How 1-800-Flowers.com`s backup plan assured delivery for Mother`s Day

1-800-Flowers.com`s fallback plan gets product out of California on time by truck when Federal Express runs into unanticipated airlift delays in California.

 

Mother`s Day represents some of 1-800-Flowers.com`s biggest business, with the Westbury, NY-based flower and gift retailer logging in more than 100,000 online and 50,000 phone orders on peak shopping days leading up to May 12 this year. Those orders showed up in time - even those that the company accepted on the morning of May 12--Mothers Day--for delivery later that day, a service it offered in some ZIP codes for the first time this year - but not before adding a few gray hairs on the company`s fulfillment team.

1-800-Flowers.com starts providing projections of delivery needs to its floral network and its shippers, by ZIP code, three months in advance of major holiday spikes, based on the previous year`s numbers. It factors in expectations from marketing surrounding the holiday and updates projections continually as orders start coming in. By the time the holiday is a few weeks off, it`s communicating several times a day with its local florists, central warehouses and regional warehouses on supply capacity and with its shippers on delivery capacity. It manages the expectations of customers online with a feature called Delivery Wizard, added last year, which gives them delivery availability in their ZIP code before they place an order.

Despite intense planning, a week before Mother`s Day FedEx alerted 1-800-Flowers that it might not have sufficient air transport capacity to meet projected demand out of California.
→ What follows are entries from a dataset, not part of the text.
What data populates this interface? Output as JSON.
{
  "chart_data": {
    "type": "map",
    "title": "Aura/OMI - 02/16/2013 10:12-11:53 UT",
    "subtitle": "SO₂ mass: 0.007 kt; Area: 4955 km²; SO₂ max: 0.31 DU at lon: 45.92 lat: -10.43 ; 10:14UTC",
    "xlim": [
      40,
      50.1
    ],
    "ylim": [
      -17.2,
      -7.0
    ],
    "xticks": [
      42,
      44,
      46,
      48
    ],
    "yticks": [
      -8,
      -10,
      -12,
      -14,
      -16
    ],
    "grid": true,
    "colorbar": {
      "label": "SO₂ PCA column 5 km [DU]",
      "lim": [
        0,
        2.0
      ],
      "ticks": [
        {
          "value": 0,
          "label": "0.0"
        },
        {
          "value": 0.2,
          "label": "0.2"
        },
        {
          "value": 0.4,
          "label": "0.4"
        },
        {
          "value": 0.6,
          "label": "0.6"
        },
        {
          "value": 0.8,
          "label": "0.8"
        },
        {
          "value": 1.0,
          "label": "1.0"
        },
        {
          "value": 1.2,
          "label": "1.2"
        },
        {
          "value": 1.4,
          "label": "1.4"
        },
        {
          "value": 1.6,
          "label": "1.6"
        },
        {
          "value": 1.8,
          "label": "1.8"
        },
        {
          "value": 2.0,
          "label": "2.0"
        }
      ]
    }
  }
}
It was a recap of sorts of Valentine`s Day, when the retailer learned a few days before the holiday that the shipper would not have sufficient air capacity to meet demand out of Miami, a major flower distribution point to rest of the country.

"We had enough notice that we were able to move product around," 1-800-Flowers President Chris McCann tells Internet Retailer. "We took product in trucks out of distribution points in California to other points where we could get FedEx airlift." Federal Express ultimately resolved the problem in California prior to Mother`s` Day, but not before 1-800-Flowers.com had executed the fallback plan.

Customers never knew about the last minute scramble because deliveries showed up on schedule. "There are a lot of moving pieces," says McCann of the company`s fulfillment operation. "We consider it a Herculean task to make it happen on time, but that`s our job, to make that magic happen for our customers."